Словом, королевское ложе Пилар было истинной наградой за все его пожизненные труды, исполненные нежной и проникновенной любви к божеству, носящему имя женщина.
– …А тебе мама является? – спросила она позже, когда лежала в темноте, на огромном мрачном ложе, распластавшись в точности по его телу – словно пересекала ночной океан на небольшом, но надежном плавучем средстве. Ее подбородок лежал в выемке его шеи, чуть ниже уха… Он обнял ее и вспомнил, что брился еще утром, перед конференцией, и наверняка сейчас его скулы и шея слишком для нее колючи.
Как всегда в таких случаях, из детского закутка памяти выплыл, тараща глаза, безумный капитан Рахмил. Тот брился, чудовищно кривляясь, натягивая языком щеку, выпячивая губы, растягивая их в гримасе сладострастного ужаса… Стоп! Чье это воспоминание: его или мамино? Она так подробно и так талантливо показывала ему всевозможных людей ее детства, что сейчас, спустя так много лет, он порою не может расплести их обнявшиеся воспоминания… Да разве это важно? Никогда в жизни – а он повидал и актеров эксцентричных жанров, и клоунов, и комиков разной степени блистательного уродства, – никогда и нигде Захар не видал таких превращений, таких приключений носа, бровей, щек и губ, такой обреченной деформации человеческого лица, подпираемого, выпираемого, распираемого изнутри твердым, как саперная лопатка, языком.
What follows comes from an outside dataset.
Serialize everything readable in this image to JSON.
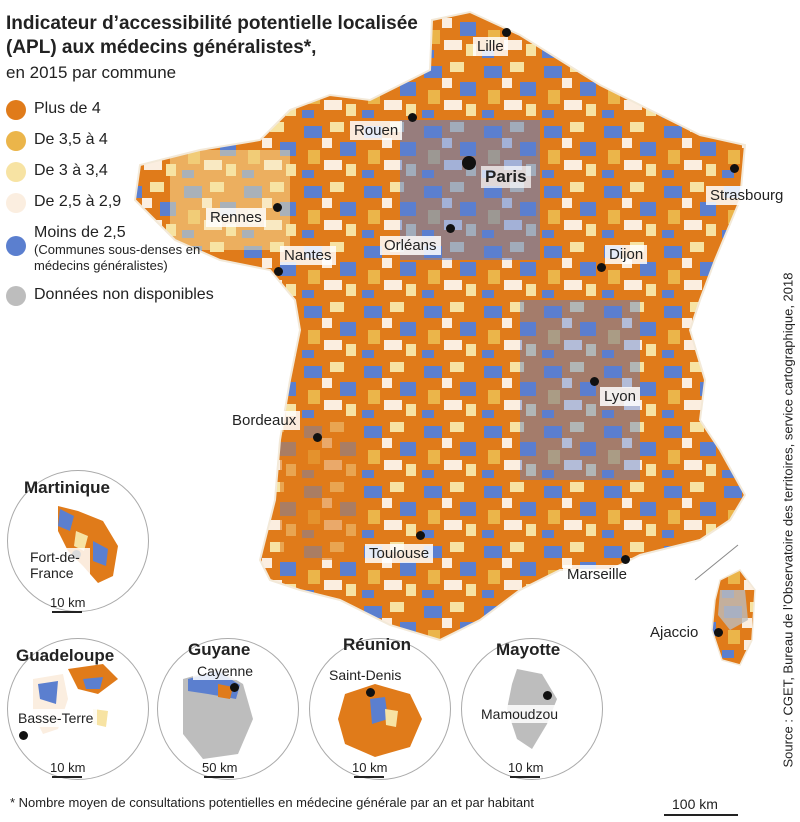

Ни в одном мультике не видал штук, какие проделывал со своим распяленным намыленным лицом несчастный Рахмил, чокнутый Рахмил – китель на голое тело…
Впрочем, иногда он подшивал к кителю воротнички.
– Я, знаешь, часто слышу мамин голос, – хрипло прошептала она в его ухо.
Он промычал, что с ним тоже бывает что-то вроде этого…
Моя сирота…
Когда она поднялась и, силуэтно белея в темноте (ягодицы как перламутровые дольки чеснока, это надо использовать в какой-нибудь «обнаженке»), отправилась за клеенчатую занавеску, он приподнялся на локте и окликнул ее.
– Пилар! – проговорил вслед из тьмы алькова. – Ты прекрасна! Слышишь? Ты прекрасна, Пилар!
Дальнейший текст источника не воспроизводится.